I found this interesting. They taught two different groups about scientific reasoning/logic. One group was given contradictory information, at times, and asked to make decisions. The other group was given the information without these contradictory/missing information instances. The first group, the ones who were intentionally confused, did better on a touch post-learning test.
Note the end of the article discusses when confusion is not good and what else needs to be present for confusion to be effective.
This fits gut feelings I have had around confusion and learning to tolerate it. I experience this as something akin to physical exertion or strain - like seeing how far one can swim underwater - holding one’s breath, that is. That if I accept the confusion and my reactions to it, but stay with it, I learn more. I actually would have thought I would learn more LONG TERM since I can navigate tough situations without giving up. But this article suggests that even immediately after learning situations with added confusion, one has learned more.
I like that.
Just associated this with Synectics - which uses metaphors and other really rather confusing exercises for innovation - and Zen Koans.
I imagine this stems from the fact that something with contradictory or highly confusing information requires more attention to figure out than something that’s straight-forward. More attention would result in higher retention/understanding for obvious reasons.
Adding confusion, then, wouldn’t be an all-around good idea. It wouldn’t help you learn any better things you were already highly interested in. And it wouldn’t help you learn better things that you’re not going to be interested in anyway, even if you’re confused, and it could sometimes take your interest away – I know I lose interest in convoluted posts on ILP. It’s a double-edged sword, to be used sparingly, not a fix-all, “LET’S ADD CONFUSION TO EVERYTHING, IT’S GOOD FOR LEARNING!” type deal.
I think that is what they concluded. The learner really has to wrestle with what they are being presented with. They cannot simply memorize. Though it wasn’t more attention, they attended for the same amount of time as the controls, I believe. It was the kind of attention.
I am not sure that is the case. I don’t think it was simply motivational. But another way for me to disagree is that where one has interest one is more likely to undergo confusion and other discomfort. So it might be hard to separate out these two.

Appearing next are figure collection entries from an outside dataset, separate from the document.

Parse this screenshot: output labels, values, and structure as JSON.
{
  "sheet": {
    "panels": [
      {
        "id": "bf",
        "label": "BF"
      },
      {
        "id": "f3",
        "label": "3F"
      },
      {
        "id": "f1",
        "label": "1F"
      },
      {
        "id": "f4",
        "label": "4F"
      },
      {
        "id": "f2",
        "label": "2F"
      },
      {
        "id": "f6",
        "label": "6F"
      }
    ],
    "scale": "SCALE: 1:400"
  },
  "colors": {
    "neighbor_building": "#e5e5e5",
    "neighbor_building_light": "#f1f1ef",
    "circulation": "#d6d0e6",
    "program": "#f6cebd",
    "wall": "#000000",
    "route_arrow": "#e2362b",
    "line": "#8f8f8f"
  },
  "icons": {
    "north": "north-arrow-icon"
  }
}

yes, I did mention they make clear in the article specific situations where it is not a good idea to confuse people and also what must also be present for confusion to make learning more effective and that degree was an issue. They do not see it as a fix all, but rather a facet that is useful rather than purely negative. I can imagine that teachers, for example, might think they need to have the elimination or minimization of confusion as their goals, but this is not correct. If the research holds, that is.